Whole Damn County was a brilliant band who played in a purely brilliant music festival -New Music West.
New Music West
Backstage Lounge
Two weekends ago, the annual music extravaganza New Music West was held throughout a four day span. NMW broke their own attendance record this year. It was no surprise. On the first day, the Arts Club Theatre hosted four rock bands who tried to bring the house down.
Opening the evening was Jeffery Sez - the only band with enough sense of humour to use "nothing refreshes breath longer than Jeff Sez" in their band bio. I've seen these boys before and they always aim to please. The set was a tightly orchestrated unit - well planned with no dead air - a feat at which many bands fail. They were noticeably relaxed and the lead guitarist, Joel Bryant, had definitely found his groove with the group.
The last time I saw Jeffery Sez, it was his third show with them and he was a bit stiff - trying to get things a little too right. This time the music flowed from his fingers - he even painted outside the lines. The only shame about Jeffery Sez is that they had to open the evening and no one was on the floor. It would have benefited us all if they had been slated later on in the evening.

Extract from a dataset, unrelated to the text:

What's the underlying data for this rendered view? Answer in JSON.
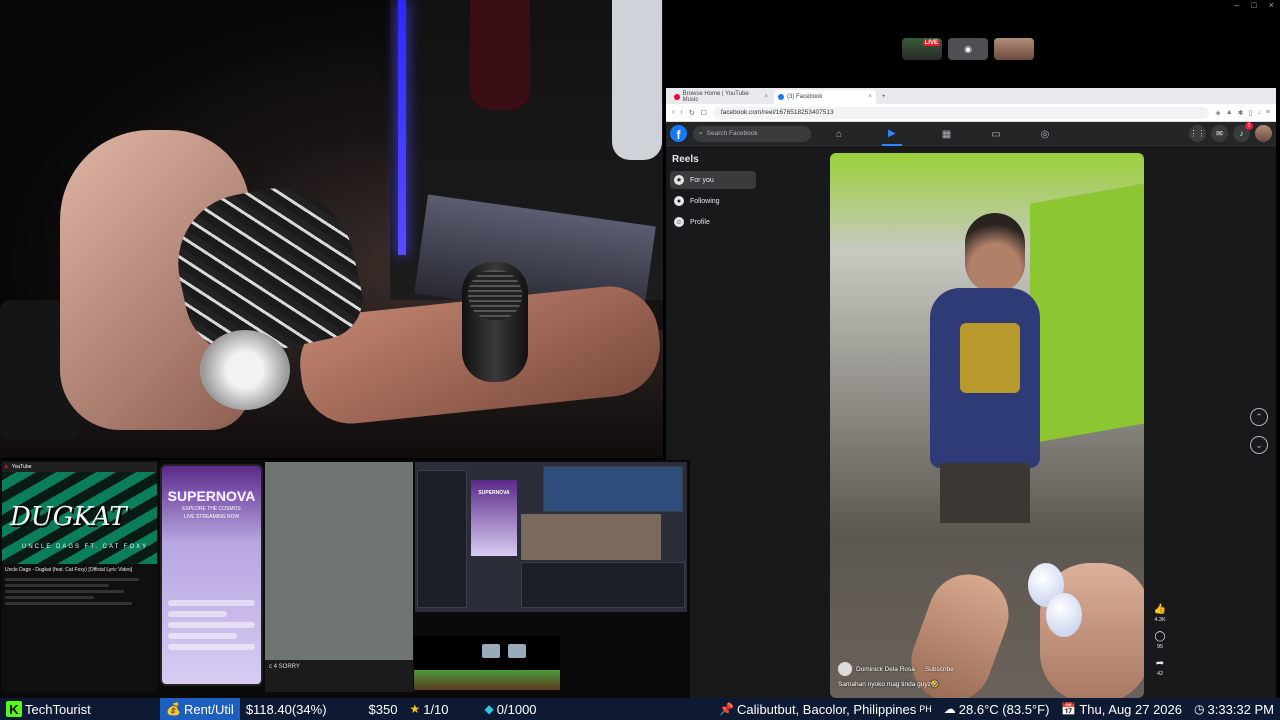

The second act was Vancouver's own rockers Mossy Ledge. There's only one thing I can say - there is a band out there with better stage presence and light show. They're called U2. Not that admiring a band and their sound is bad, but they should use the god-given talent they do have and make their own distinct sound. As much as they might love Bono, James "lead singer" Milligan, dressing like him (sunglasses, long hand-covering sleeves and all), and sounding like him does not warrant success. But then again, Mossy Ledge did fall victim to multiple rock critics when they self-proclaimed themselves "feel good pop/rock with lush arrangements and gentle guitar and bass runs." Next time I'll keep in mind what that might entail.
Undermars, the third act of the night, did a great job in getting the audience moving. The vocals were strong - clear with no breaks - and they played with a well-blended sound. Their stage presence is something that will come with time. They have been together for less than three years and should keep at it, as opportunities will arise. Or so says some music guru somewhere.

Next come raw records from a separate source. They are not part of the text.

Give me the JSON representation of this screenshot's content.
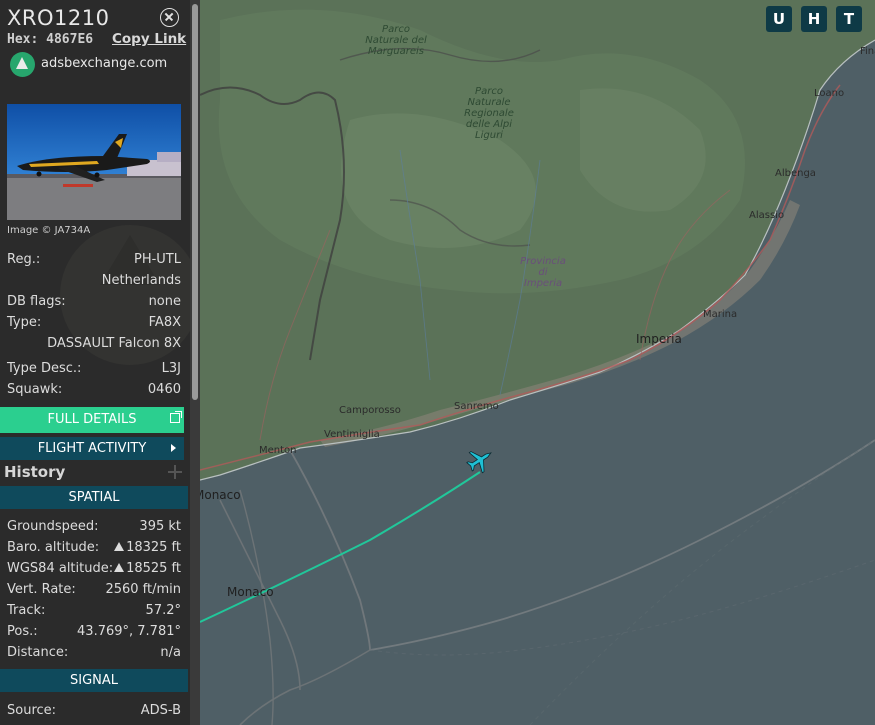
{
  "aircraft": {
    "callsign": "XRO1210",
    "hex_label": "Hex:",
    "hex": "4867E6",
    "copy_link": "Copy Link",
    "source_site": "adsbexchange.com",
    "image_credit": "Image © JA734A"
  },
  "info": {
    "reg_label": "Reg.:",
    "reg": "PH-UTL",
    "country": "Netherlands",
    "dbflags_label": "DB flags:",
    "dbflags": "none",
    "type_label": "Type:",
    "type": "FA8X",
    "type_name": "DASSAULT Falcon 8X",
    "typedesc_label": "Type Desc.:",
    "typedesc": "L3J",
    "squawk_label": "Squawk:",
    "squawk": "0460"
  },
  "buttons": {
    "full_details": "FULL DETAILS",
    "flight_activity": "FLIGHT ACTIVITY"
  },
  "history": {
    "title": "History"
  },
  "spatial": {
    "title": "SPATIAL",
    "groundspeed_label": "Groundspeed:",
    "groundspeed": "395 kt",
    "baro_label": "Baro. altitude:",
    "baro": "18325 ft",
    "wgs_label": "WGS84 altitude:",
    "wgs": "18525 ft",
    "vrate_label": "Vert. Rate:",
    "vrate": "2560 ft/min",
    "track_label": "Track:",
    "track": "57.2°",
    "pos_label": "Pos.:",
    "pos": "43.769°, 7.781°",
    "distance_label": "Distance:",
    "distance": "n/a"
  },
  "signal": {
    "title": "SIGNAL",
    "source_label": "Source:",
    "source": "ADS-B"
  },
  "map": {
    "layer_buttons": [
      "U",
      "H",
      "T"
    ],
    "labels": {
      "parco_marguareis": "Parco Naturale del Marguareis",
      "parco_alpi_liguri": "Parco Naturale Regionale delle Alpi Liguri",
      "provincia_imperia": "Provincia di Imperia",
      "imperia": "Imperia",
      "sanremo": "Sanremo",
      "camporosso": "Camporosso",
      "ventimiglia": "Ventimiglia",
      "menton": "Menton",
      "monaco_1": "Monaco",
      "monaco_2": "Monaco",
      "loano": "Loano",
      "albenga": "Albenga",
      "alassio": "Alassio",
      "marina": "Marina",
      "finale": "Fina"
    }
  },
  "colors": {
    "sidebar_bg": "#2b2b2b",
    "accent_green": "#2bcf8f",
    "section_teal": "#0f4a5c",
    "track_line": "#21c79a",
    "sea": "#4f5f66",
    "land": "#56705a"
  }
}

I must apologise to the drummer, Brad. I was talking to him at the end of the night and asked if he was playing during the festival. He said that he had played that night. Please don't be offended, Brad. No one ever knows who the drummer is.
Finally, the headlining act Whole Damn County arrived to to the delight of the audience. These guys had energy and then some. They brought a near-empty house to its feet. Hailing from Whistler, B.C., Whole Damn County enjoys most evenings as a cover band to all them drunken skier types. This evening, though, they played their own music which was definitely diverse and different. Frankly, their performance blew me away. My favourite song of the evening was a ditty about a boy growing up over the years and the songs that went with it - a spoken story punctuated with porno sex sounds on the guitar and dead-perfect imitations of favorites such as AC/DC and Bon Jovi.
Whole Damn County was a brilliant band who played in a purely brilliant music festival -New Music West.